Though for his time President Roosevelt was precocious on racial issues dining at the White House with Booker T. Washington in 1901, he nevertheless retained strong opinions about the qualities of races and “people”. (For the complexity and contradictions of Theodore Roosevelt’s views see Edmund Morris, Theodore Rex, pp 52 – 58).
Theodore Roosevelt could see both stubbornness and the ferocity in the mountain people. Possibly because of these qualities and historically a larger cultural presumptive focus on them, they were for many years lost to the view of the common American culture. If seen at all, they were the stereotypes of the movie Deliverance and the cartoon Li’l Abner. These diminishing and two-dimensional presentations did nothing to recognize the hearty and resilient qualities of a mountain people.
J.D. Vance’s book presented a compelling and personal story about hillbilly communities, largely in Ohio and Kentucky. It partially explains their current position as a constituency in the American election.
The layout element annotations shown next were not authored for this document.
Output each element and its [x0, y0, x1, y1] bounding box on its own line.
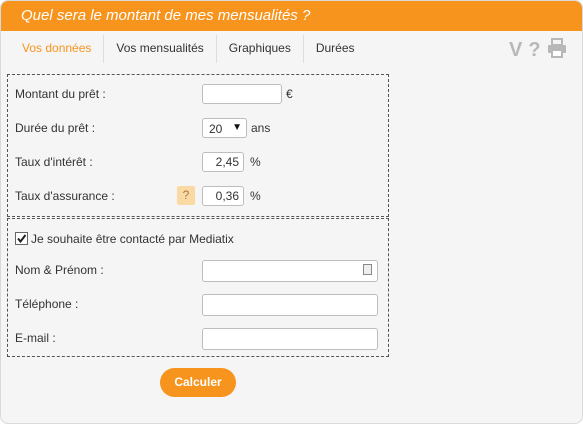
- tab-bar: Vos données Vos mensualités Graphiques D…: [10, 35, 367, 63]
- duration-unit: ans: [251, 121, 271, 135]
- rate-unit: %: [250, 155, 261, 169]
- tab-graphiques[interactable]: Graphiques: [217, 35, 304, 63]
- phone-input[interactable]: [202, 294, 378, 316]
- chevron-down-icon: ▼: [232, 122, 242, 133]
- amount-label: Montant du prêt :: [15, 87, 106, 101]
- duration-select[interactable]: 20 ▼: [202, 118, 247, 138]
- email-label: E-mail :: [15, 331, 56, 345]
- duration-value: 20: [209, 122, 223, 136]
- page-title: Quel sera le montant de mes mensualités …: [21, 7, 311, 24]
- contact-checkbox-label: Je souhaite être contacté par Mediatix: [31, 232, 234, 246]
- header-bar: Quel sera le montant de mes mensualités …: [1, 1, 582, 31]
- printer-icon[interactable]: [547, 38, 567, 62]
- name-label: Nom & Prénom :: [15, 263, 104, 277]
- tab-durees[interactable]: Durées: [304, 35, 367, 63]
- contact-panel: Je souhaite être contacté par Mediatix N…: [7, 218, 389, 357]
- phone-label: Téléphone :: [15, 297, 79, 311]
- insurance-label: Taux d'assurance :: [15, 189, 115, 203]
- help-icon[interactable]: ?: [528, 40, 540, 60]
- contact-card-icon: [363, 264, 372, 275]
- tab-vos-donnees[interactable]: Vos données: [10, 35, 105, 63]
- rate-label: Taux d'intérêt :: [15, 155, 93, 169]
- loan-panel: Montant du prêt : € Durée du prêt : 20 ▼…: [7, 74, 389, 217]
- tab-vos-mensualites[interactable]: Vos mensualités: [104, 35, 217, 63]
- insurance-unit: %: [250, 189, 261, 203]
- calculate-button[interactable]: Calculer: [160, 368, 236, 397]
- calculator-widget: Quel sera le montant de mes mensualités …: [0, 0, 583, 424]
- toolbar: V ?: [509, 38, 567, 62]
- name-input[interactable]: [202, 260, 378, 282]
- insurance-input[interactable]: [202, 186, 244, 206]
- contact-checkbox[interactable]: [15, 232, 28, 245]
- email-input[interactable]: [202, 328, 378, 350]
- amount-unit: €: [286, 87, 293, 101]
- rate-input[interactable]: [202, 152, 244, 172]
- v-icon[interactable]: V: [509, 40, 522, 60]
- duration-label: Durée du prêt :: [15, 121, 96, 135]
- amount-input[interactable]: [202, 84, 282, 104]
- insurance-help-button[interactable]: ?: [177, 186, 195, 205]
The New York Times’ columnist David Brooks captured this in his column “The Revolt of the Masses”.
http://www.nytimes.com/2016/06/28/opinion/revolt-of-the-masses.html?emc=eta1&_r=0 I provided a context for it in my essay, “Rubes, Barbarians and the TVA” http://amendoon.net/rubes-barbarians-and-the-tva/
Appalachian groups have been relatively ineffective in advancing their priorities through public forums. This may be inherent in their lifestyle which is characteristically remote and independent. I am not aware of an established movement that achieves the visibility through public dialogue to advance hillbilly achievements and progress to the general American public. I am not aware of a prominent network of hillbilly anti-defamation and political groups that interact with the media, state and federal entities and non-profits to develop programs advancing hillbilly people. Some publicity from Mr. Vance’s book may help the cause, but it will not directly advance the success of the hillbilly people over more than a media moment.
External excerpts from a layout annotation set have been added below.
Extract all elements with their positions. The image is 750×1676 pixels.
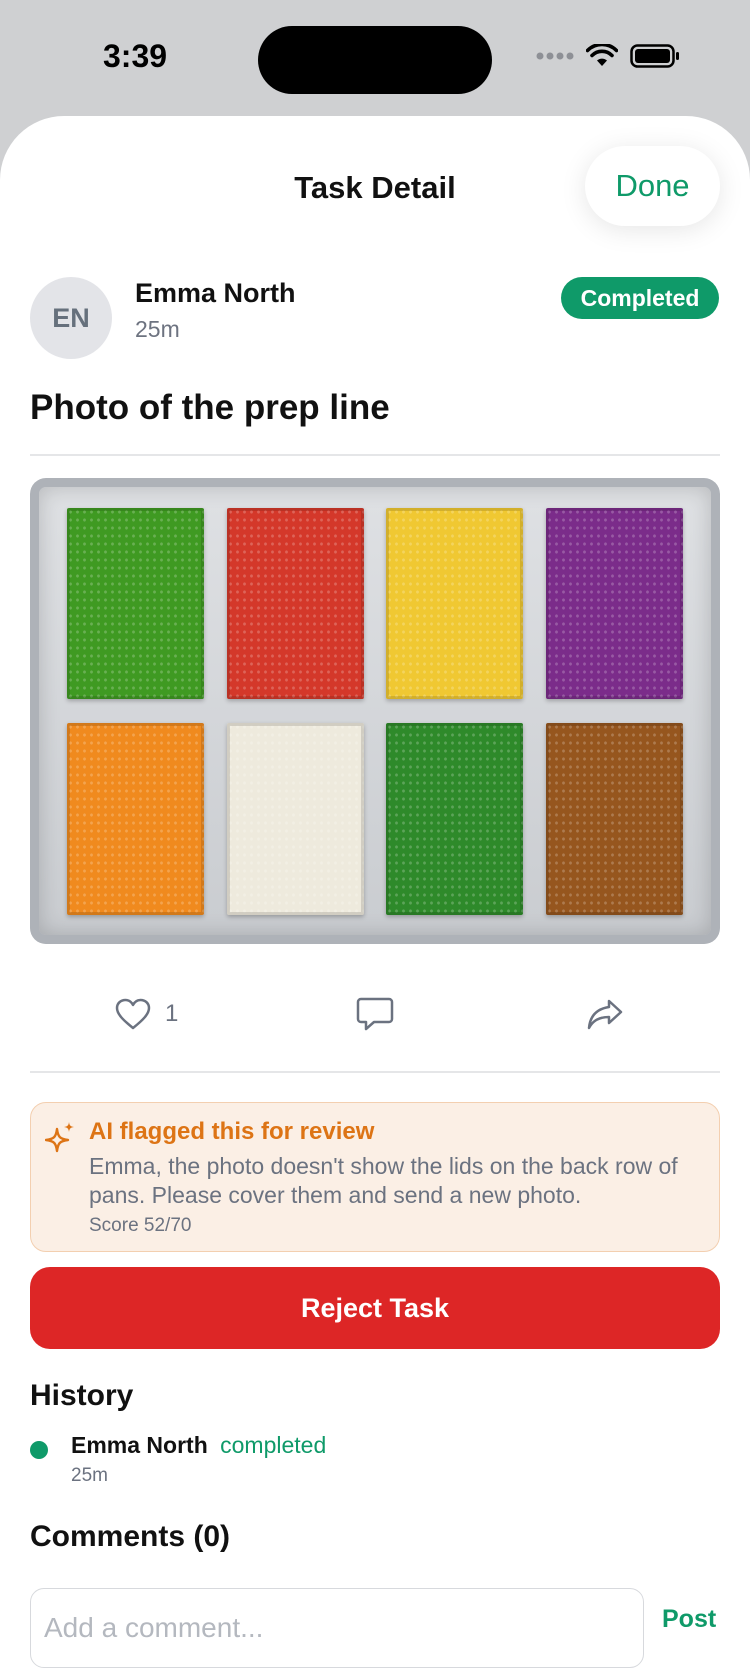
status-time: 3:39 (103, 38, 168, 74)
share-icon (587, 999, 623, 1030)
user-name: Emma North (135, 278, 296, 308)
status-icons (536, 44, 680, 68)
ai-flag-title: AI flagged this for review (89, 1118, 375, 1145)
pan-3 (386, 508, 523, 699)
sparkle-icon (45, 1122, 74, 1153)
history-user-name: Emma North (71, 1432, 208, 1458)
user-time-ago: 25m (135, 316, 180, 342)
post-actions: 1 (0, 988, 750, 1048)
reject-task-button[interactable]: Reject Task (30, 1267, 720, 1349)
history-title: History (30, 1379, 134, 1412)
ai-flag-alert: AI flagged this for review Emma, the pho… (30, 1102, 720, 1252)
pan-5 (67, 723, 204, 915)
comment-button[interactable] (356, 996, 394, 1032)
pan-2 (227, 508, 364, 699)
avatar: EN (30, 277, 112, 359)
history-status-dot (30, 1441, 48, 1459)
wifi-icon (586, 44, 618, 66)
history-entry: Emma North completed (71, 1432, 326, 1459)
heart-icon (115, 998, 151, 1030)
divider (30, 454, 720, 456)
comments-title: Comments (0) (30, 1520, 231, 1553)
pan-1 (67, 508, 204, 699)
pan-4 (546, 508, 683, 699)
like-count: 1 (165, 1000, 179, 1027)
pan-6 (227, 723, 364, 915)
pan-8 (546, 723, 683, 915)
signal-icon (536, 52, 574, 60)
comment-input[interactable] (30, 1588, 644, 1668)
divider (30, 1071, 720, 1073)
history-action: completed (220, 1432, 327, 1458)
ai-flag-score: Score 52/70 (89, 1215, 192, 1236)
status-badge: Completed (561, 277, 719, 319)
battery-icon (630, 44, 679, 68)
comment-icon (356, 997, 394, 1031)
pan-7 (386, 723, 523, 915)
like-button[interactable]: 1 (115, 998, 178, 1030)
status-bar: 3:39 (0, 0, 750, 120)
dynamic-island (258, 26, 492, 94)
share-button[interactable] (586, 998, 624, 1032)
done-button[interactable]: Done (585, 146, 720, 226)
post-button[interactable]: Post (662, 1605, 716, 1634)
task-detail-sheet: Task Detail Done EN Emma North 25m Compl… (0, 116, 750, 1676)
ai-flag-message: Emma, the photo doesn't show the lids on… (89, 1153, 678, 1208)
task-photo[interactable] (30, 478, 720, 944)
history-time: 25m (71, 1465, 108, 1486)
task-title: Photo of the prep line (30, 388, 390, 427)
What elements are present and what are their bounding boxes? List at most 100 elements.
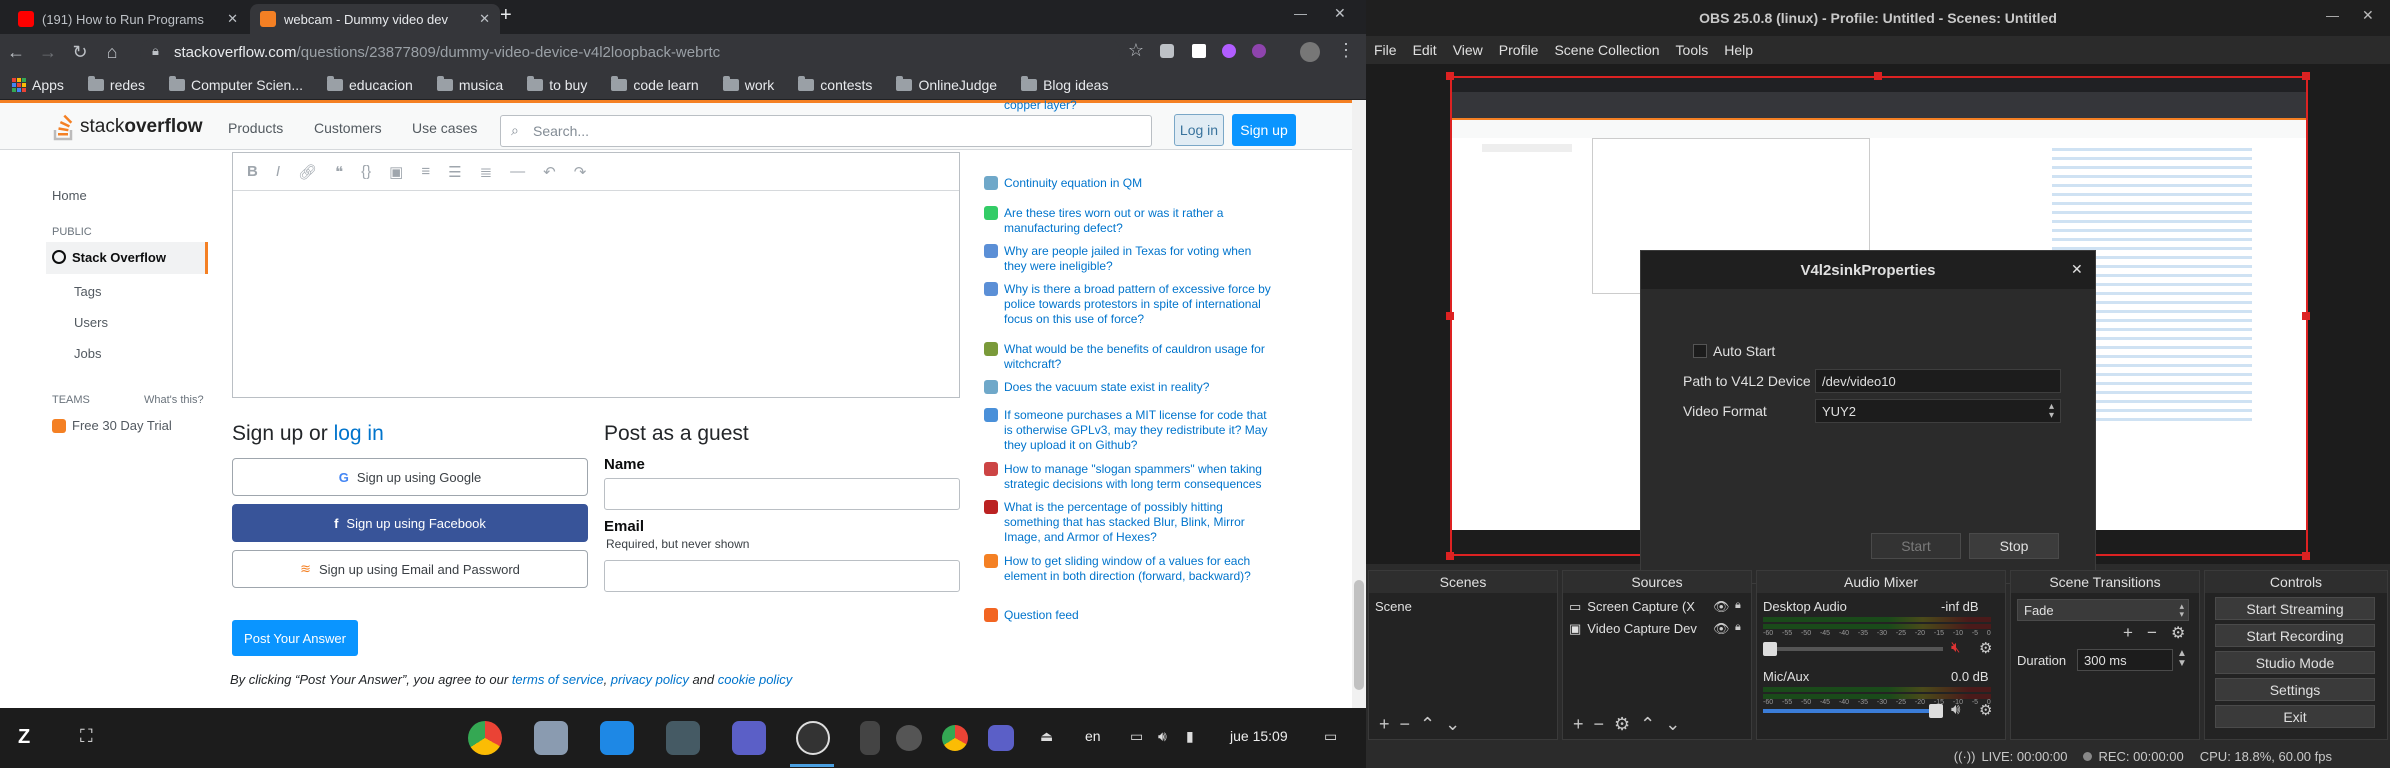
speaker-icon[interactable]: 🔊︎ xyxy=(1951,701,1960,718)
window-icon[interactable] xyxy=(860,721,880,755)
bookmark-folder[interactable]: Blog ideas xyxy=(1009,75,1120,93)
scroll-thumb[interactable] xyxy=(1354,580,1364,690)
start-streaming-button[interactable]: Start Streaming xyxy=(2215,597,2375,620)
settings-button[interactable]: Settings xyxy=(2215,678,2375,701)
stop-button[interactable]: Stop xyxy=(1969,533,2059,559)
extension-icon[interactable] xyxy=(1222,44,1236,58)
extension-icon[interactable] xyxy=(1252,44,1266,58)
close-window-button[interactable]: ✕ xyxy=(1334,5,1346,22)
resize-handle[interactable] xyxy=(1446,312,1454,320)
scene-item[interactable]: Scene xyxy=(1375,599,1412,614)
tab-stackoverflow[interactable]: webcam - Dummy video dev ✕ xyxy=(250,4,500,34)
device-path-input[interactable]: /dev/video10 xyxy=(1815,369,2061,393)
hot-question[interactable]: If someone purchases a MIT license for c… xyxy=(1004,408,1276,453)
resize-handle[interactable] xyxy=(2302,72,2310,80)
hr-icon[interactable]: — xyxy=(510,163,525,180)
google-signup-button[interactable]: G Sign up using Google xyxy=(232,458,588,496)
obs-preview[interactable]: V4l2sinkProperties ✕ Auto Start Path to … xyxy=(1366,64,2390,584)
files-icon[interactable] xyxy=(534,721,568,755)
gear-icon[interactable]: ⚙ xyxy=(1979,639,1992,657)
reload-icon[interactable]: ↻ xyxy=(64,42,96,63)
bookmark-folder[interactable]: to buy xyxy=(515,75,599,93)
eject-icon[interactable]: ⏏ xyxy=(1040,728,1053,745)
teams-icon[interactable] xyxy=(732,721,766,755)
add-icon[interactable]: + xyxy=(1379,714,1390,735)
notifications-icon[interactable]: ▭ xyxy=(1324,728,1337,745)
so-logo-text[interactable]: stackoverflow xyxy=(80,116,202,138)
studio-mode-button[interactable]: Studio Mode xyxy=(2215,651,2375,674)
hot-question[interactable]: Continuity equation in QM xyxy=(1004,176,1276,191)
auto-start-checkbox[interactable] xyxy=(1693,344,1707,358)
bookmark-folder[interactable]: OnlineJudge xyxy=(884,75,1009,93)
question-feed-link[interactable]: Question feed xyxy=(1004,608,1276,623)
source-item[interactable]: ▭ Screen Capture (X xyxy=(1569,599,1695,615)
login-link[interactable]: log in xyxy=(334,422,384,445)
software-icon[interactable] xyxy=(600,721,634,755)
extension-icon[interactable] xyxy=(1192,44,1206,58)
tab-youtube[interactable]: (191) How to Run Programs ✕ xyxy=(8,4,248,34)
slider-handle[interactable] xyxy=(1929,704,1943,718)
sidebar-trial[interactable]: Free 30 Day Trial xyxy=(52,418,172,433)
duration-input[interactable]: 300 ms xyxy=(2077,649,2173,671)
extension-icon[interactable] xyxy=(1160,44,1174,58)
bookmark-folder[interactable]: educacion xyxy=(315,75,425,93)
avatar[interactable] xyxy=(1300,42,1320,62)
hot-question[interactable]: copper layer? xyxy=(1004,100,1276,113)
signup-button[interactable]: Sign up xyxy=(1232,114,1296,146)
heading-icon[interactable]: ≣ xyxy=(480,163,493,181)
workspaces-icon[interactable]: ⛶ xyxy=(80,726,93,747)
bullet-list-icon[interactable]: ☰ xyxy=(448,163,461,181)
close-icon[interactable]: ✕ xyxy=(479,11,490,27)
obs-icon[interactable] xyxy=(796,721,830,755)
nav-products[interactable]: Products xyxy=(228,120,283,136)
hot-question[interactable]: How to get sliding window of a values fo… xyxy=(1004,554,1276,584)
app-icon[interactable] xyxy=(896,725,922,751)
page-scrollbar[interactable] xyxy=(1352,100,1366,708)
transition-select[interactable]: Fade ▴ ▾ xyxy=(2017,599,2189,621)
bookmark-folder[interactable]: code learn xyxy=(599,75,710,93)
add-icon[interactable]: + xyxy=(1573,714,1584,735)
undo-icon[interactable]: ↶ xyxy=(543,163,556,181)
resize-handle[interactable] xyxy=(1874,72,1882,80)
down-icon[interactable]: ⌄ xyxy=(1665,714,1680,735)
ordered-list-icon[interactable]: ≡ xyxy=(421,163,430,180)
lock-icon[interactable]: 🔒︎ xyxy=(1735,621,1741,634)
email-field[interactable] xyxy=(604,560,960,592)
keyboard-layout[interactable]: en xyxy=(1085,728,1101,744)
up-icon[interactable]: ⌃ xyxy=(1640,714,1655,735)
source-item[interactable]: ▣ Video Capture Dev xyxy=(1569,621,1697,637)
email-signup-button[interactable]: ≋ Sign up using Email and Password xyxy=(232,550,588,588)
address-bar[interactable]: 🔒︎ stackoverflow.com/questions/23877809/… xyxy=(140,38,1120,66)
search-input[interactable]: ⌕ Search... xyxy=(500,115,1152,147)
chrome-icon[interactable] xyxy=(942,725,968,751)
start-recording-button[interactable]: Start Recording xyxy=(2215,624,2375,647)
bookmark-folder[interactable]: work xyxy=(711,75,787,93)
gear-icon[interactable]: ⚙ xyxy=(1979,701,1992,719)
italic-icon[interactable]: I xyxy=(276,163,280,180)
bookmark-folder[interactable]: contests xyxy=(786,75,884,93)
volume-icon[interactable]: 🔊︎ xyxy=(1158,728,1167,745)
whats-this-link[interactable]: What's this? xyxy=(144,394,204,406)
privacy-link[interactable]: privacy policy xyxy=(611,672,689,687)
zorin-menu-icon[interactable]: Z xyxy=(18,726,30,749)
link-icon[interactable]: 🔗︎ xyxy=(298,163,317,181)
teams-icon[interactable] xyxy=(988,725,1014,751)
gear-icon[interactable]: ⚙ xyxy=(1614,714,1630,735)
home-icon[interactable]: ⌂ xyxy=(96,42,128,63)
resize-handle[interactable] xyxy=(1446,552,1454,560)
nav-customers[interactable]: Customers xyxy=(314,120,382,136)
down-icon[interactable]: ⌄ xyxy=(1445,714,1460,735)
close-icon[interactable]: ✕ xyxy=(227,11,238,27)
redo-icon[interactable]: ↷ xyxy=(574,163,587,181)
up-icon[interactable]: ⌃ xyxy=(1420,714,1435,735)
chrome-icon[interactable] xyxy=(468,721,502,755)
bookmark-apps[interactable]: Apps xyxy=(0,77,76,93)
terminal-icon[interactable] xyxy=(666,721,700,755)
close-window-button[interactable]: ✕ xyxy=(2362,7,2374,24)
stackoverflow-logo-icon[interactable] xyxy=(52,113,76,141)
resize-handle[interactable] xyxy=(2302,312,2310,320)
sidebar-jobs[interactable]: Jobs xyxy=(74,346,101,361)
resize-handle[interactable] xyxy=(2302,552,2310,560)
post-answer-button[interactable]: Post Your Answer xyxy=(232,620,358,656)
minimize-button[interactable]: — xyxy=(2326,8,2339,23)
Resilient actions to advance these people are the behavior of individuals or closely associated groups. The hillbilly’s five minutes of fame from Mr. Vance will not necessarily support a stubborn eye on the prize and effective cultural consolidation and leadership. Their most pressing need is to address the “moral and cultural crisis” in their communities. The Federalist makes the point that this pressing need is aggravated by government transfer payments and the lack of mobility among many Appalachian people. The challenge to hillbilly people is both addressing the immediate crisis of their cultural group and simultaneously developing and improving their prospects as a people.
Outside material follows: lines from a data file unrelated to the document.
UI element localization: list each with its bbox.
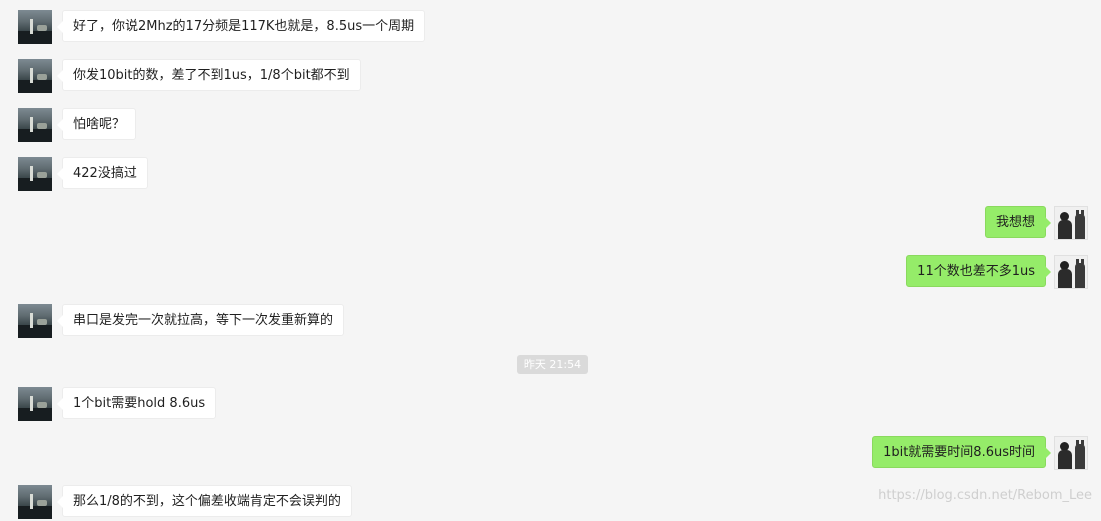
self-avatar-icon[interactable] xyxy=(1054,436,1088,470)
message-row: 怕啥呢？ xyxy=(0,108,1101,144)
message-bubble[interactable]: 11个数也差不多1us xyxy=(906,255,1051,287)
self-avatar-icon[interactable] xyxy=(1054,255,1088,289)
message-row: 11个数也差不多1us xyxy=(0,255,1101,291)
message-row: 串口是发完一次就拉高，等下一次发重新算的 xyxy=(0,304,1101,340)
watermark-text: https://blog.csdn.net/Rebom_Lee xyxy=(878,488,1092,503)
message-bubble[interactable]: 422没搞过 xyxy=(57,157,148,189)
message-bubble[interactable]: 1bit就需要时间8.6us时间 xyxy=(872,436,1051,468)
contact-avatar-icon[interactable] xyxy=(18,108,52,142)
message-row: 1个bit需要hold 8.6us xyxy=(0,387,1101,423)
message-row: 你发10bit的数，差了不到1us，1/8个bit都不到 xyxy=(0,59,1101,95)
chat-window: 好了，你说2Mhz的17分频是117K也就是，8.5us一个周期 你发10bit… xyxy=(0,0,1101,519)
message-row: 我想想 xyxy=(0,206,1101,242)
contact-avatar-icon[interactable] xyxy=(18,157,52,191)
contact-avatar-icon[interactable] xyxy=(18,10,52,44)
message-row: 1bit就需要时间8.6us时间 xyxy=(0,436,1101,472)
contact-avatar-icon[interactable] xyxy=(18,485,52,519)
message-row: 好了，你说2Mhz的17分频是117K也就是，8.5us一个周期 xyxy=(0,10,1101,46)
timestamp-divider: 昨天 21:54 xyxy=(517,355,588,374)
message-bubble[interactable]: 你发10bit的数，差了不到1us，1/8个bit都不到 xyxy=(57,59,361,91)
contact-avatar-icon[interactable] xyxy=(18,304,52,338)
message-bubble[interactable]: 我想想 xyxy=(984,206,1052,238)
message-bubble[interactable]: 1个bit需要hold 8.6us xyxy=(56,387,217,419)
message-bubble[interactable]: 好了，你说2Mhz的17分频是117K也就是，8.5us一个周期 xyxy=(56,10,426,42)
contact-avatar-icon[interactable] xyxy=(18,59,52,93)
message-bubble[interactable]: 串口是发完一次就拉高，等下一次发重新算的 xyxy=(56,304,345,336)
contact-avatar-icon[interactable] xyxy=(18,387,52,421)
message-bubble[interactable]: 那么1/8的不到，这个偏差收端肯定不会误判的 xyxy=(57,485,352,517)
message-bubble[interactable]: 怕啥呢？ xyxy=(56,108,137,140)
self-avatar-icon[interactable] xyxy=(1054,206,1088,240)
message-row: 422没搞过 xyxy=(0,157,1101,193)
I admire Appalachians and hope that their recent publicity may lead to national recognition and possible interest towards solutions for the conditions that afflict them. This will require inspired leadership and concerted organization effort. It will require networked solidarity based upon a compelling prize that addresses America’s willingness to dismiss and denigrate hillbilly people. I am hoping Mr. Vance has an interest in this role because he is intelligent and potentially an effective leader and spokesperson.